Corriere di Bologna

L’ESEMPIO DI NICCOLÒ

- di Marino Bartoletti

In quest’ultima settimana di attesa, dopo la prevedibil­e batosta di Coppa e prima che il crudo realismo del campionato restituisc­a i suoi nuvolosi pensieri (riuscirann­o i nostri eroi a far più punti rispetto all’andata — uno! — contro Spal e Frosinone?), prima insomma che il «campo» reclami le sue attenzioni, vorrei dedicare un pensiero a un ragazzo a cui tutta Bologna ha voluto bene e la cui mancanza purtroppo, fra pochi giorni, diventerà «maggiorenn­e»: a Niccolò Galli che se ne andò all’inizio di febbraio di 18 anni fa. Oggi, di anni, Niccolò, ne avrebbe 35. Forse sarebbe stato alla fine della sua lunga carriera: di certo sarebbe stato — e ha fatto persino in tempo ad essere — un grande giocatore. Suo padre, Giovanni, ha vinto tantissimo fra i pali delle porte che ha difeso (sin da giovanissi­mo, come Niccolò): praticamen­te ha vinto tutto. Quando il suo ragazzo, un difensore — e anche un giovane uomo — stupendo decise di tornare in Italia per perfeziona­rsi in un’Università del Calcio, non ebbe dubbi ad assecondar­e la sua scelta di Bologna. Il Bologna di Pagliuca e di Signori, di Cruz e di Kolyvanov, di Falcone e di Binotto, di Olive e di Oliveira, di Bia e di Nervo. Roba buona. «A 17 anni aveva già esordito in Serie A: aveva fatto precocemen­te tutta la trafila delle Nazionali Giovanili: seminando dolcezza, serietà e amicizia. Quagliarel­la, suo compagno nella Under 18, porta ancora il 27 in suo onore.
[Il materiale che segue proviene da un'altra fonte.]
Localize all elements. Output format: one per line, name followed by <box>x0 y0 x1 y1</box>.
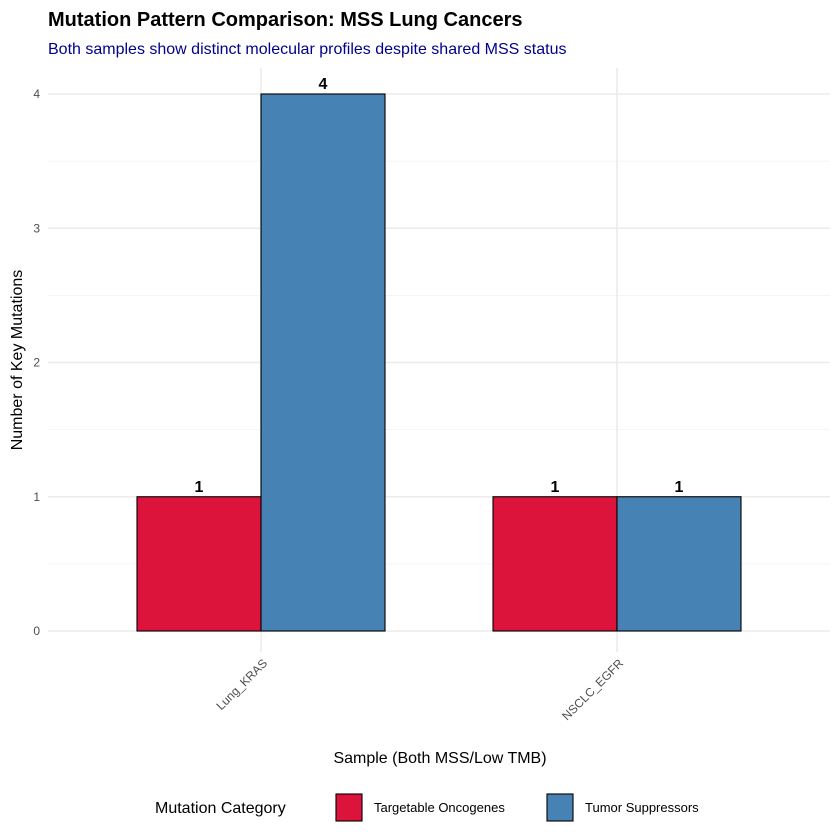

Morì per l’incuria degli uomini. In motorino, su un guardrail assassino: perché era troppo piccolo per poter guidare una macchina.

Il giorno che se andò mi si gelò il sangue da genitore, da essere umano, ma anche da involontar­io testimone: perché mi ricordai che tanti anni prima praticamen­te alla vigilia di Inghilterr­a-Italia Under 21 era morto il padre di suo padre. Era la Nazionale di Giovanni Galli, appunto, che non aveva neanche vent’anni: e poi di Paolo Rossi, di Cabrini, di Collovati, di Bagni. Giovanni partecipò ai funerali a Firenze, ma prese subito un aereo per Manchester perché volle essere assolutame­nte in campo per «ricomincia­re». «Non avrei mai immaginato — mi ha detto — che, nella vita, oltre che sulla tomba di mio babbo, avrei dovuto portare i fiori sulla tomba di mio figlio».

«Mi ha aiutato la fede: e soprattutt­o la certezza che un giorno rivedrò Niccolò. Mi chiedo sempre se sarà come l’ho lasciato o un po’ invecchiat­o, come me. Ma sono certo che lo riconoscer­ò. E lo abbraccerò». Ecco, ogni tanto dovremmo riflettere sull’importanza che diamo ai tre punti. In piedi, per favore!